Die Regierung verabschiedet in dritter und letzter Lesung den Entwurf eines Dekretes zur Schaffung einer Dienststelle der Deutschsprachigen Gemeinschaft für selbstbestimmtes Leben.

Der Minister für Familie, Gesundheit und Soziales wird mit der Durchführung des vorliegenden Beschlusses beauftragt.

2. Erläuterungen:

Im Rahmen der Sechsten Staatsreform wurden der Deutschsprachigen Gemeinschaft (DG) die Zuständigkeiten im Bereich der Mobilitätshilfen und der Beihilfen zur Unterstützung von Betagten übertragen. Hierdurch entstand die Notwendigkeit, vor allem aber auch die Sinnhaftigkeit einer engeren Zusammenarbeit zwischen der Beratungsstelle für die häusliche, teilstationäre und stationäre Hilfe und der Dienststelle für Personen mit einer Behinderung (DPB). Die gemeinsame Organisation von einzelnen Dienstleistungen, insbesondere hinsichtlich der Beratungen im Bereich der Mobilitätshilfen und der Beihilfen zur Unterstützung von Betagten dürfte Synergieeffekte und Skaleneffekte entstehen lassen, die für den Nutznießer eine verbesserte Dienstleistung ermöglichen.

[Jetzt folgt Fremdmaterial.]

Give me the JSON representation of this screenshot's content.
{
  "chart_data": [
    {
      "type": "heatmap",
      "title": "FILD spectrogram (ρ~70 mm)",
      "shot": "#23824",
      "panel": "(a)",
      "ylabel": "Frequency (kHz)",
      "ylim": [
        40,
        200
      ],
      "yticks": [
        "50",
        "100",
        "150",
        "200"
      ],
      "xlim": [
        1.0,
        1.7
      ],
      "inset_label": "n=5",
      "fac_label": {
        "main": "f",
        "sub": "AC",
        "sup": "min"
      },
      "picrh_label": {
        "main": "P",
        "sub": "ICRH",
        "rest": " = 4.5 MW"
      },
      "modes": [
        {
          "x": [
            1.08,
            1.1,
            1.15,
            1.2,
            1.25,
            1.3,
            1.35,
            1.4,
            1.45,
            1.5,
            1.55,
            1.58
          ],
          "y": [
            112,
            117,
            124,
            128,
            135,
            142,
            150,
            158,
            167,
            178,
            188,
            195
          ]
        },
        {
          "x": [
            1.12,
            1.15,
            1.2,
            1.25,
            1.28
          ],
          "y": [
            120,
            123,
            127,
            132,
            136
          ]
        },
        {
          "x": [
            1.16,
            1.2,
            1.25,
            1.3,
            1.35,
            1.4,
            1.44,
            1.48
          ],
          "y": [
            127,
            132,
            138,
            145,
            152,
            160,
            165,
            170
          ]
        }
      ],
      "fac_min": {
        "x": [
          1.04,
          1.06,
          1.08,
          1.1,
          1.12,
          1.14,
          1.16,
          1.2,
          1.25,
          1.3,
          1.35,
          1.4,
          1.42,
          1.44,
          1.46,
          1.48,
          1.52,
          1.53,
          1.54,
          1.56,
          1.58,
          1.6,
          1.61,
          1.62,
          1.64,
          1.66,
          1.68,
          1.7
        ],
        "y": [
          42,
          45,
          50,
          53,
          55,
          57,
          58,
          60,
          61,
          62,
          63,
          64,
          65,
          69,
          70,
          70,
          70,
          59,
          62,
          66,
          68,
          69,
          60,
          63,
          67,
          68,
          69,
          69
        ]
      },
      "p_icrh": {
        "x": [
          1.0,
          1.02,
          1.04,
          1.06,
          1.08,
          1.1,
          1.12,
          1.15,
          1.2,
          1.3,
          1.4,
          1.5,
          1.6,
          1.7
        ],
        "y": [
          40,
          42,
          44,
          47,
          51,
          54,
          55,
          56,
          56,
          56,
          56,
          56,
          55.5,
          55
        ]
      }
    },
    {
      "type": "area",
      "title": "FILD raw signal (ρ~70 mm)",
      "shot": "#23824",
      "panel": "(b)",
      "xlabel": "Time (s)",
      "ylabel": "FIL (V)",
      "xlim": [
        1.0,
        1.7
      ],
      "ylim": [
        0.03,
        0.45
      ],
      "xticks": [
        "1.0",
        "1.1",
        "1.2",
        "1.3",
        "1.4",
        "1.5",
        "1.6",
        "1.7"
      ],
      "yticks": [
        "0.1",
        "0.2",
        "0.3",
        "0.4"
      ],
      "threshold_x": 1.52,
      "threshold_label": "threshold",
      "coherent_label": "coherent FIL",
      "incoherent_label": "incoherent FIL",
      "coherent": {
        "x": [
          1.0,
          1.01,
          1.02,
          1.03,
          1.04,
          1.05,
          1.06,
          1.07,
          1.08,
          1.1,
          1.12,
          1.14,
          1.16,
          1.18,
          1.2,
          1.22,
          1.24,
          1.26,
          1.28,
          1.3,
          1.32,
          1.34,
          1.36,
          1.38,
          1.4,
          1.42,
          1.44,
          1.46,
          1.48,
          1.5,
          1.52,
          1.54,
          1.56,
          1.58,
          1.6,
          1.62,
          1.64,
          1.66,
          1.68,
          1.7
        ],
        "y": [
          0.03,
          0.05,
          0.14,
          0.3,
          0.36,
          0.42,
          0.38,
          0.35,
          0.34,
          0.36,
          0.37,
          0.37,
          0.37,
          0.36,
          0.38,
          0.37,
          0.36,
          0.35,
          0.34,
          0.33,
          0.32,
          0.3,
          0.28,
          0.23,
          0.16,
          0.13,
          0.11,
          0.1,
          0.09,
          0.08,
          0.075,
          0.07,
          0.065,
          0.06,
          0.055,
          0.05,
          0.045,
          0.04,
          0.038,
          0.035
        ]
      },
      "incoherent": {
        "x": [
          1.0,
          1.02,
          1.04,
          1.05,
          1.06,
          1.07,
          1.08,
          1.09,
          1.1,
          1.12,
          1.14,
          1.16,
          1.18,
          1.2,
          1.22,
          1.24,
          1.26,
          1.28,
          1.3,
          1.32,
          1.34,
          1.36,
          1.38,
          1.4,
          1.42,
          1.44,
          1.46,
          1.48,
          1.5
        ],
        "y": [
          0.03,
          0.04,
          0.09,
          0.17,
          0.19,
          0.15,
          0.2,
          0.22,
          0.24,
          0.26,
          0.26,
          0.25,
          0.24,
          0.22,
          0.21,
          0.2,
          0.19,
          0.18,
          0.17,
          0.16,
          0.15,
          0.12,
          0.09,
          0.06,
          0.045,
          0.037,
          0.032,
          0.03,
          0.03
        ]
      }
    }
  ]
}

Zur Verwaltung dieser neuen Zuständigkeiten wird die DG mit den zur Verfügung stehenden Strukturen und Ressourcen arbeiten, anstatt neue Behörden zu schaffen. Für die Verwaltung wird daher der Auftrag der DPB um die Beratungsstelle für die häusliche, teilstationäre und stationäre Hilfe sowie für die Mobilitätshilfen erweitert. Darüber hinaus umfasst der Auftrag der Dienststelle insbesondere die neutrale Einschätzung des Unterstützungsbedarfs der Bewohner der Alten- und Pflegewohnheime (APWH) der DG. Im Rahmen der Neugestaltung des Kindergeldsystems in der DG soll die Dienststelle die Einschätzung der Beeinträchtigung der Kinder vornehmen, die das Recht auf einen Zuschlag zum Basisbetrag eröffnet.

Die so erweiterte Dienststelle, die den Namen „Dienststelle der Deutschsprachigen Gemeinschaft für selbstbestimmtes Leben“ tragen wird, soll künftig die Bürgerinnen und Bürger der DG bei der Entfaltung eines selbstbestimmten Lebens unterstützen. Somit bestimmt fortan eine Zielsetzung und keine Zielgruppe das Handeln der Dienststelle. Dieser Auftrag kann nur von einer behördlichen Struktur im Sinne der Betroffenen wahrgenommen werden. Selbstverständlich wird die Regierung bei der in diesem Zusammenhang vorzunehmenden Weiterentwicklung der Unterstützungsmaßnahmen alle relevanten Akteure einbeziehen.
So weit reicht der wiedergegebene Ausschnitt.